Just who are those “bottom billion” potential consumers in developing countries? A new report sheds some light.
Big Pharma’s future depends on tapping new sources of business opportunity. One segment on virtually everyone’s must do list is the “bottom billion”—poor consumers in the world’s poorer countries. Market analysis suggests that when the bottom billion’s potential purchasing power for health care is organized in a community setting it is actually quite substantial. Companies are ceding a rich opportunity for long-term gain by pursuing the historically narrow path of serving only the highest income decile in these countries.
A new report* just published by a UK development research foundation, The Institute for Development Studies, provides a close-up look at this large base of consumers. Companies seeking to shape a medicines access strategy for underserved populations might be advised to look closely at its findings. Perhaps the most surprising conclusion is that most of the bottom billion consumers are now to be found in key emerging markets with status as middle income countries. It is no longer accurate, the report states, to assume that the poor – defined as those living on $1.25 per day or less – always inhabit aid dependent poor countries with fragile institutions, inadequate resources and other elements of a low development threshold.
Specifically, the authors present fresh data indicating that while in 1990 some 93 per cent of the bottom billion lived in low income countries, disproportionately represented by the 39 nations of sub-Saharan Africa, today more than three quarters of this group reside in what the UNDP and OECD classify as relatively “stable” middle income states. All of these countries have a strong record of indigenous growth in GDP and in many cases no longer qualify for traditional forms of ODA [official development assistance] provided by governments and multilateral agencies. Four countries – India, Indonesia, Pakistan and Nigeria – are now home to the majority of the bottom billion but there is a strong representation among other middle income markets as well, including the Ukraine and the former republics of the Soviet Union, Vietnam and Nicaragua.
What implications does the report hold for big pharma medicines access strategies? Here are a few:
Effective strategies for market segmentation within countries become more important. Tiered pricing that discourages “leakage” through partnerships with strong local institutions is more plausible if companies focus on building the right contacts. The opportunity now exists to do this outside the traditional parameters of engagement required in low income countries, where the power base is concentrated among government and the aid bureaucracy.

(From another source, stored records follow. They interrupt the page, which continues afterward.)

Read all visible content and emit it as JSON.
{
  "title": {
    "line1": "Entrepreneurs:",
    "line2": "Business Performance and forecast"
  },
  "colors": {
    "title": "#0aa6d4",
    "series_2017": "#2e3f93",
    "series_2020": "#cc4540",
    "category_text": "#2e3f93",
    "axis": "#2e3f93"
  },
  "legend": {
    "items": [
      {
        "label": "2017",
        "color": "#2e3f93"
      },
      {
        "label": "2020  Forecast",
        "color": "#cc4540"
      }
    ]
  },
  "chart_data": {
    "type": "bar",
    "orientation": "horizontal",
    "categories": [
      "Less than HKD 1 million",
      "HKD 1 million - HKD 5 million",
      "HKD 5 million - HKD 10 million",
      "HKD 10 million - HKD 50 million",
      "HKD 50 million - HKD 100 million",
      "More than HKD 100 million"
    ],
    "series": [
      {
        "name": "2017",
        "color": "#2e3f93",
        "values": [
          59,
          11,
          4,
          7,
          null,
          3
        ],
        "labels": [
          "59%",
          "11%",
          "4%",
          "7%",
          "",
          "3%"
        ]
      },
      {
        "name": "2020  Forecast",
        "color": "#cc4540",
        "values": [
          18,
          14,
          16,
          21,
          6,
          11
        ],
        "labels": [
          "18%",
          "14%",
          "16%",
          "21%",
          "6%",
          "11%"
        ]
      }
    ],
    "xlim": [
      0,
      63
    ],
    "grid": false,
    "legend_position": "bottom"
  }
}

Focus attention on geographies where the need for medicines access is more concentrated – and where the political will to address it is measurable. This gives companies more of a leg up in ensuring their efforts will enhance reputation for progress in serving neglected populations. Data in the report indicates just where companies might be able to secure the best “bang for the buck.” For example, eight states in India alone have as many poor people [421 million] as in all of sub-Saharan Africa outside South Africa and Botswana [410 million]. Thus, a rural market development approach to the Indian consumer may not only lead to a viable business but to policy leadership in the global access to medicines debate.
There is also opportunity to tie in to local poverty alleviation programs that tend to be better executed than foreign administered ODA. The report provides independent information to help companies decide how to contribute to access – as a charity/philanthropist or as a real business committed to profitable long term engagement?. The review of various country classification schemes on poverty and stability produced by multilateral agencies and the non-profit development sector is a useful tool in this regard. The study also makes the point that growth without accompanying social, economic and political transformations is empty growth – viable, independent local institutions are vital to seeding a foothold for the middle class, which in turn constitutes the foundation for long-term investments in health.
Finally, Big Pharma should monitor reaction to the report, as it is sure to hit a sensitive nerve in the bilateral/multilateral aid community — reeling as it is from declining government funding commitments, criticism for failing to prioritize among conflicting development challenges, and inadequate metrics to measure progress on key performance benchmarks like the Millennium Development Goals. aidIf the poor are likely to be more of a focus for middle-income countries, then it is also likely that expectations on what the private sector should do will increase, as these markets “graduate” from formal ODA support.
* Global Poverty and the New Bottom Billion: What if Three Quarters of the World’s Poor Live in Middle Income Countries? Institute for Development Studies; September 2010.